2 Most underpants worn: Australian Joel Nathan pulled on 20 pairs of underpants in one minute on July 27, 2007.
3Largest custard pie fight: 105 participants flung flans at a pie fight organised in New South Wales, Australia, on July 11, 2007.
4 Clothes pegs clipped on a hand in one minute: Mohammed Ahmed Elkhouly from the United Arab Emirates pinned 48 pegs to one of his hands in Dubai on April 21, 2007.
5 Most apples chopped in the air using a sword: Martial arts master Kenneth Lee from the United States cut 23 apples in the air in one minute using a samarai sword on September 14, 2006.
6 Most lives saved by a parrot: A grey parrot named Charlie woke his owner when her home in Durham, Britain, caught fire in December 1999. His alert allowed the woman to get herself and her five children to safety. However, Charlie wasn't so lucky - he died in the inferno.

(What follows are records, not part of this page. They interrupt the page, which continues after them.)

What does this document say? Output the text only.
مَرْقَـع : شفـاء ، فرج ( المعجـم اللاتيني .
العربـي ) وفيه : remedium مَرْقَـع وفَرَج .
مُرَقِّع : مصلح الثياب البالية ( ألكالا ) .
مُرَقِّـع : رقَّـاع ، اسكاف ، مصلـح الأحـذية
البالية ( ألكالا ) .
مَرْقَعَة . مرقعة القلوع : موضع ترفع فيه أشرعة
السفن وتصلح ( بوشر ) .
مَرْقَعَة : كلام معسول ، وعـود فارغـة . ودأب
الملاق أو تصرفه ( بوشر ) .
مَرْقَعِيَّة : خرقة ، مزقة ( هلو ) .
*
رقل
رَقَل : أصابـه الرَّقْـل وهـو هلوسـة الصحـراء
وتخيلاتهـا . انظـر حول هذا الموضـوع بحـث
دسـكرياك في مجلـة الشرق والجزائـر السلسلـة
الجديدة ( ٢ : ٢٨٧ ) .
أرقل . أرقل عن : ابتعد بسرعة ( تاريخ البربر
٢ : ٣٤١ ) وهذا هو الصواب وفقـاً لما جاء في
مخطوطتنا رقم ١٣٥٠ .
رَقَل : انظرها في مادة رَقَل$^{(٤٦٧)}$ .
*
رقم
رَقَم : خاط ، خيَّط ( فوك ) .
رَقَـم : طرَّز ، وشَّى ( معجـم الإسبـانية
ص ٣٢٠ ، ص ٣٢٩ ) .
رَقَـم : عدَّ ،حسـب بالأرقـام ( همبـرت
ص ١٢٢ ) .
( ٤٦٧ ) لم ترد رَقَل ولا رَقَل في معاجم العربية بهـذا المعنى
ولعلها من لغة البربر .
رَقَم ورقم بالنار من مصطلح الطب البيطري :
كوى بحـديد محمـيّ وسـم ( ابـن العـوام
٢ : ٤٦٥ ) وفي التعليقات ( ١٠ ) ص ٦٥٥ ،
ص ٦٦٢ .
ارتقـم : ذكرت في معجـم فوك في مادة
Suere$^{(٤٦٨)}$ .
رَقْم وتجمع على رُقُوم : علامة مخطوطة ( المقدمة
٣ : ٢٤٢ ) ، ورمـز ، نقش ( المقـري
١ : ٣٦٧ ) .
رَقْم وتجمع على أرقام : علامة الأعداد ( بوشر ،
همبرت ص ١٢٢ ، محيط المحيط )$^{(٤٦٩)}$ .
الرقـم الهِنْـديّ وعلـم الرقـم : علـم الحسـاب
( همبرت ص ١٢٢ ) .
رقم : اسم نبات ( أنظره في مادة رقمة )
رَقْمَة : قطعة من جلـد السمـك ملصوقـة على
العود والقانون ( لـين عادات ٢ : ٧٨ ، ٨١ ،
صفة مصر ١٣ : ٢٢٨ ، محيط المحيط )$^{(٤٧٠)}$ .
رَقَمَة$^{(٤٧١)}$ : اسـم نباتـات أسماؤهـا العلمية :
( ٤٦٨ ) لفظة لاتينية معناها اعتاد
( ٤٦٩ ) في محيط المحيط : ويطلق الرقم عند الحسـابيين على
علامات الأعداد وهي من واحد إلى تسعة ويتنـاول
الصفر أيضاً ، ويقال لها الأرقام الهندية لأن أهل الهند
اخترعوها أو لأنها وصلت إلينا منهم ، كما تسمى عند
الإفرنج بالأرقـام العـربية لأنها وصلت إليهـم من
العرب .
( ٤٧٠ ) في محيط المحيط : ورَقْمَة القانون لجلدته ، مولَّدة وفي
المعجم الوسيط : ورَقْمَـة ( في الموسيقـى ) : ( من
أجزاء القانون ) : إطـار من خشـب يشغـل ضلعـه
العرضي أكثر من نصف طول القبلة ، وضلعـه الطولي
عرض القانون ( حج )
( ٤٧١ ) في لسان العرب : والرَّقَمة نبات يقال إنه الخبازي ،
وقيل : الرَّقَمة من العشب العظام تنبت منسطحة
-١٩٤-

7 Bus pulling with ears: British man Manjit Singh pulled a single-decker bus a record 6.1m with cables attached to his ears on March 31, 2008.
8 Most yo-yos spun at once: Eric Lindeen from Sweden was able to keep a total of nine yo-yos spinning simultaneously on hooks on November 4, 2006.
9 Longest string of apple pips: The largest string of apple pips is 250m long and was completed by Zdzislawa Szydlowska of Poland on May 28, 2001.
10 Sharing a bathtub with the most rattlesnakes: American Jackie Bibby sat in a bathtub with 87 snakes for 45 minutes on November 5, 2007.